V. KESIMPULAN – KESIMPULAN
1.       Mayoritas Ulama' sepakat untuk mengharamkan mut'ah berdasarkan pada hadits-hadits Nabi B yang menegaskan hal itu. Di antaranya adalah riwayat dari Ali dan Rabi' bin Sabroh Al Juhani. Walaupun demikian, Mayoritas Ulama' tidak pernah mengingkari bahwa mut'ah pernah diperbolehkan sebelum diharamkan. Riwayat pengharaman itu juga menjadi dasar bahwa nikah mut'ah pernah dibolehkan sebelum akhirnya mansukh dan menjadi haram sampai hari kiamat.
2.       Kalau kita cermati hadis-hadis yang memperbolehkan mut'ah pada awal sejarahnya, kita dapati bahwa pelegalan mut'ah itu tidak dalam keadaan ketika seseorang sedang menetap di suatu daerah atau saat tinggal di rumah. Mut'ah di halalkan hanya ketika sedang menjalani misi ekspedisi perang.
3.       Syiah Imamiyah berpendapat bahwa mut'ah adalah halal dan dianjurkan berdasarkan ayat Al Qur'an, bahkan sebagian dari mereka ada yang mengatakan mut'ah adalah sarana mendekatkan diri kepada Allâh U .
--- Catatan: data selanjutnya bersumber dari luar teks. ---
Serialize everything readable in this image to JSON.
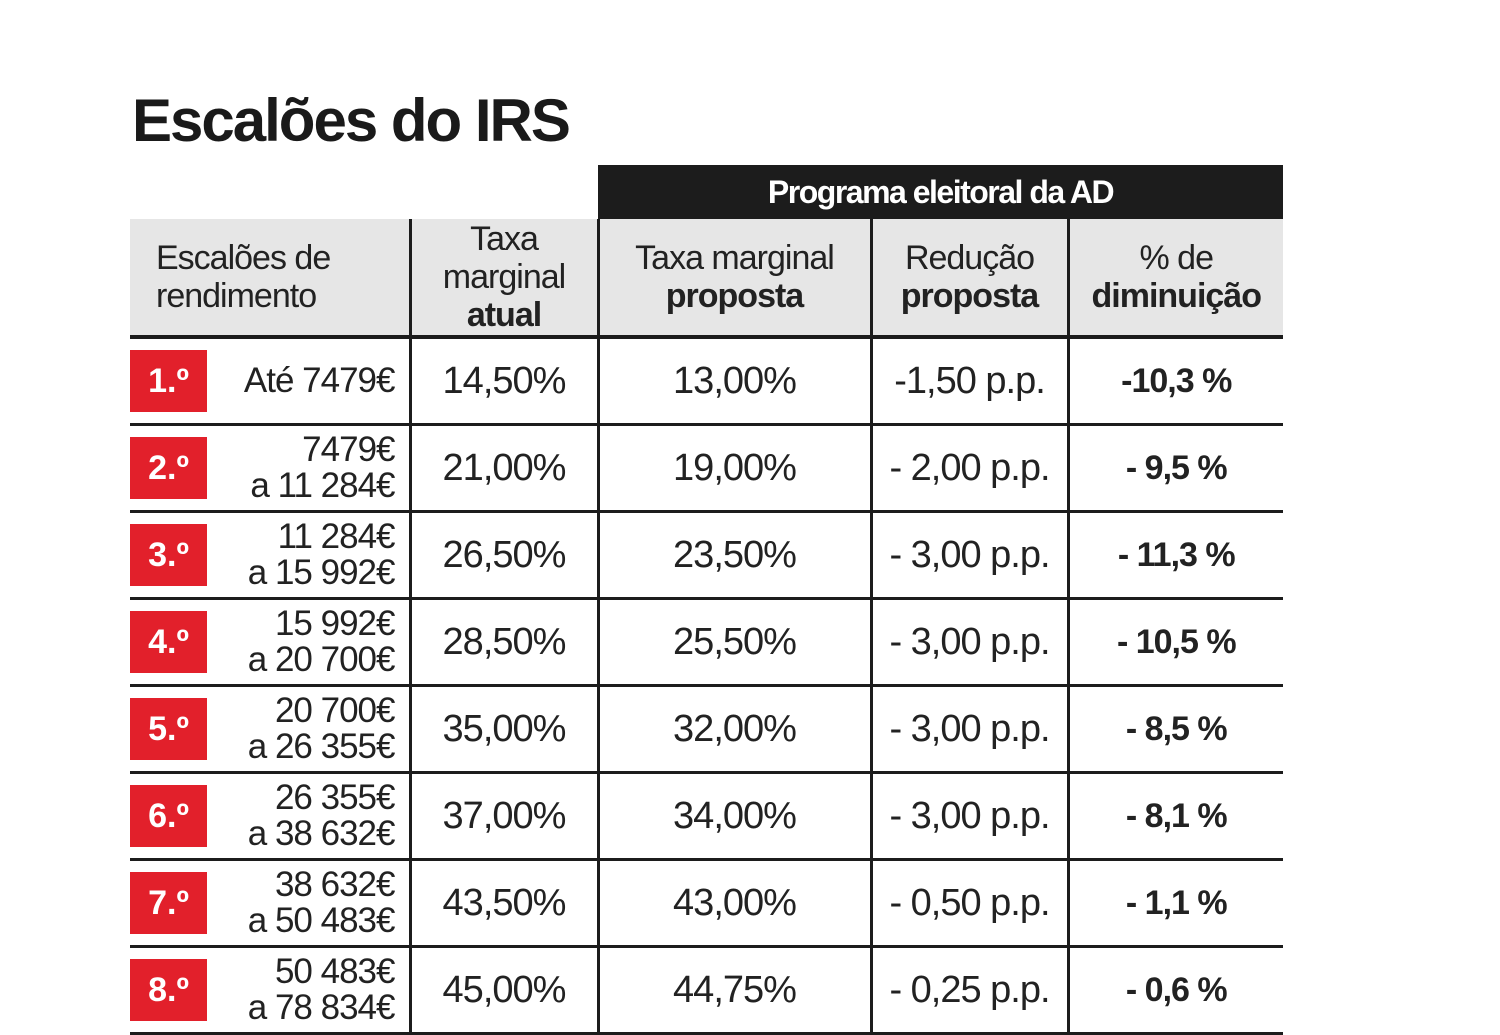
{
  "title": "Escalões do IRS",
  "table": {
    "group_header": "Programa eleitoral da AD",
    "headers": [
      {
        "light": "Escalões de rendimento"
      },
      {
        "light": "Taxa marginal",
        "bold": "atual"
      },
      {
        "light": "Taxa marginal",
        "bold": "proposta"
      },
      {
        "light": "Redução",
        "bold": "proposta"
      },
      {
        "light": "% de",
        "bold": "diminuição"
      }
    ],
    "rows": [
      {
        "badge": "1.º",
        "range": [
          "Até 7479€"
        ],
        "cells": [
          "14,50%",
          "13,00%",
          "-1,50 p.p.",
          "-10,3 %"
        ]
      },
      {
        "badge": "2.º",
        "range": [
          "7479€",
          "a 11 284€"
        ],
        "cells": [
          "21,00%",
          "19,00%",
          "- 2,00 p.p.",
          "- 9,5 %"
        ]
      },
      {
        "badge": "3.º",
        "range": [
          "11 284€",
          "a 15 992€"
        ],
        "cells": [
          "26,50%",
          "23,50%",
          "- 3,00 p.p.",
          "- 11,3 %"
        ]
      },
      {
        "badge": "4.º",
        "range": [
          "15 992€",
          "a 20 700€"
        ],
        "cells": [
          "28,50%",
          "25,50%",
          "- 3,00 p.p.",
          "- 10,5 %"
        ]
      },
      {
        "badge": "5.º",
        "range": [
          "20 700€",
          "a 26 355€"
        ],
        "cells": [
          "35,00%",
          "32,00%",
          "- 3,00 p.p.",
          "- 8,5 %"
        ]
      },
      {
        "badge": "6.º",
        "range": [
          "26 355€",
          "a 38 632€"
        ],
        "cells": [
          "37,00%",
          "34,00%",
          "- 3,00 p.p.",
          "- 8,1 %"
        ]
      },
      {
        "badge": "7.º",
        "range": [
          "38 632€",
          "a 50 483€"
        ],
        "cells": [
          "43,50%",
          "43,00%",
          "- 0,50 p.p.",
          "- 1,1 %"
        ]
      },
      {
        "badge": "8.º",
        "range": [
          "50 483€",
          "a 78 834€"
        ],
        "cells": [
          "45,00%",
          "44,75%",
          "- 0,25 p.p.",
          "- 0,6 %"
        ]
      }
    ]
  }
}
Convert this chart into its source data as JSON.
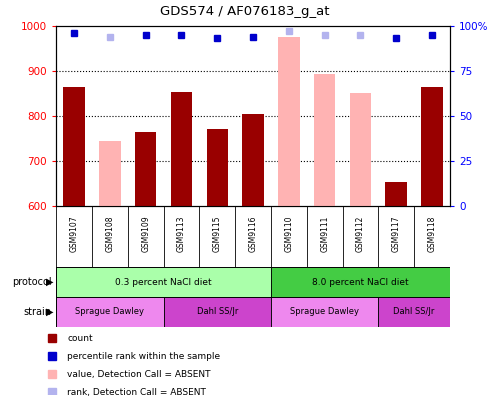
{
  "title": "GDS574 / AF076183_g_at",
  "samples": [
    "GSM9107",
    "GSM9108",
    "GSM9109",
    "GSM9113",
    "GSM9115",
    "GSM9116",
    "GSM9110",
    "GSM9111",
    "GSM9112",
    "GSM9117",
    "GSM9118"
  ],
  "bar_values": [
    865,
    null,
    765,
    852,
    770,
    803,
    null,
    null,
    null,
    652,
    865
  ],
  "bar_absent_values": [
    null,
    745,
    null,
    null,
    null,
    null,
    975,
    893,
    851,
    null,
    null
  ],
  "rank_values": [
    96,
    null,
    95,
    95,
    93,
    94,
    null,
    null,
    null,
    93,
    95
  ],
  "rank_absent_values": [
    null,
    94,
    null,
    null,
    null,
    null,
    97,
    95,
    95,
    null,
    null
  ],
  "bar_color": "#990000",
  "bar_absent_color": "#ffb3b3",
  "rank_color": "#0000cc",
  "rank_absent_color": "#b3b3ee",
  "ylim_left": [
    600,
    1000
  ],
  "ylim_right": [
    0,
    100
  ],
  "yticks_left": [
    600,
    700,
    800,
    900,
    1000
  ],
  "yticks_right": [
    0,
    25,
    50,
    75,
    100
  ],
  "protocol_groups": [
    {
      "label": "0.3 percent NaCl diet",
      "start": 0,
      "end": 5,
      "color": "#aaffaa"
    },
    {
      "label": "8.0 percent NaCl diet",
      "start": 6,
      "end": 10,
      "color": "#44cc44"
    }
  ],
  "strain_groups": [
    {
      "label": "Sprague Dawley",
      "start": 0,
      "end": 2,
      "color": "#ee88ee"
    },
    {
      "label": "Dahl SS/Jr",
      "start": 3,
      "end": 5,
      "color": "#cc44cc"
    },
    {
      "label": "Sprague Dawley",
      "start": 6,
      "end": 8,
      "color": "#ee88ee"
    },
    {
      "label": "Dahl SS/Jr",
      "start": 9,
      "end": 10,
      "color": "#cc44cc"
    }
  ],
  "legend_items": [
    {
      "label": "count",
      "color": "#990000"
    },
    {
      "label": "percentile rank within the sample",
      "color": "#0000cc"
    },
    {
      "label": "value, Detection Call = ABSENT",
      "color": "#ffb3b3"
    },
    {
      "label": "rank, Detection Call = ABSENT",
      "color": "#b3b3ee"
    }
  ],
  "bar_width": 0.6,
  "dotted_grid": [
    700,
    800,
    900
  ],
  "background_color": "#ffffff",
  "label_area_color": "#cccccc",
  "fig_width": 4.89,
  "fig_height": 3.96,
  "fig_dpi": 100
}
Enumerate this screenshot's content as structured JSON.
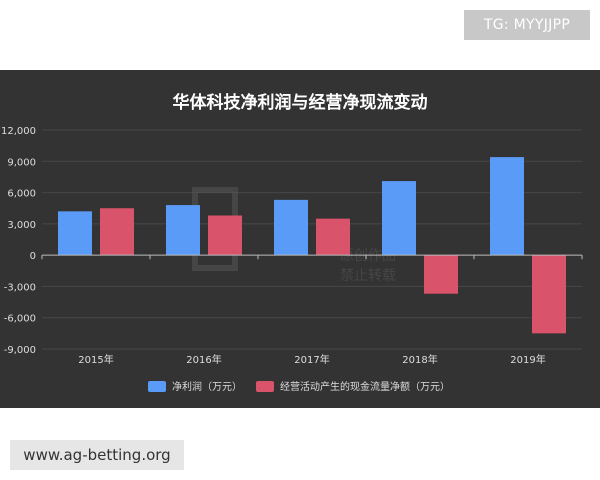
{
  "watermark_top": "TG: MYYJJPP",
  "watermark_bottom": "www.ag-betting.org",
  "overlay_watermark": {
    "line1": "原创作品",
    "line2": "禁止转载"
  },
  "colors": {
    "background": "#333333",
    "net_profit": "#5b9bf8",
    "cash_flow": "#d9536a",
    "text": "#dddddd",
    "grid": "#474747"
  },
  "chart_data": {
    "type": "bar",
    "title": "华体科技净利润与经营净现流变动",
    "categories": [
      "2015年",
      "2016年",
      "2017年",
      "2018年",
      "2019年"
    ],
    "series": [
      {
        "name": "净利润（万元）",
        "values": [
          4200,
          4800,
          5300,
          7100,
          9400
        ]
      },
      {
        "name": "经营活动产生的现金流量净额（万元）",
        "values": [
          4500,
          3800,
          3500,
          -3700,
          -7500
        ]
      }
    ],
    "yticks": [
      "12,000",
      "9,000",
      "6,000",
      "3,000",
      "0",
      "-3,000",
      "-6,000",
      "-9,000"
    ],
    "ylim": [
      -9000,
      12000
    ],
    "grid": true,
    "legend_position": "bottom"
  }
}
4.       Ayat yang dijadikan dasar legalitas nikah mut'ah ternyata tidak menunjukkan legalitas mut'ah itu sendiri, tetapi mengikuti konteks ayat sebelum dan sesudahnya, yaitu mengenai masalah pernikahan. Maka tidak dapat digunakan menjadi dasar legalitas mut'ah.
5.       Al Qur'an mengulas masalah pernikahan dengan panjang lebar mencakup hal hal yang sangat terperinci, namun tidak mengulas masalah mut'ah kecuali dalam sebuah potongan ayat. Jika memang mut'ah sebagai topik yang berhubungan erat dengan pernikahan, tentu tidak akan dibahas dalam sebuah potongan ayat. Sementara masalah lainnya yang terkait dengan pernikahan dibahas panjang lebar dalam beberapa ayat.
6.       Terdapat perbedaan mendasar antara pernikahan yang lazim dikenal dalam Islam dengan mut'ah. Perbedaan itu menyampaikan kita pada kesimpulan bahwa mut'ah bukanlah sebuah pernikahan tapi lebih mirip kepada bentuk pelacuran. Kesimpulan in diperkuat dengan riwayat-riwayat yang menyatakan secara eksplisit bahwa wanita yang dinikah mut'ah adalah wanita sewaan. Sementara kita ketahui bahwa pelacuran adalah kesepakatan antara pria dan wanita untuk berhubungan layaknya suami istri dengan imbalan yang diberikan pada wanita selama jangka waktu tertentu, yang umumnya adalah dalam jangka waktu pendek. Ini tidak ada bedanya dengan mut'ah yang menetapkan batas waktu minimal adalah sekali hubungan suami istri.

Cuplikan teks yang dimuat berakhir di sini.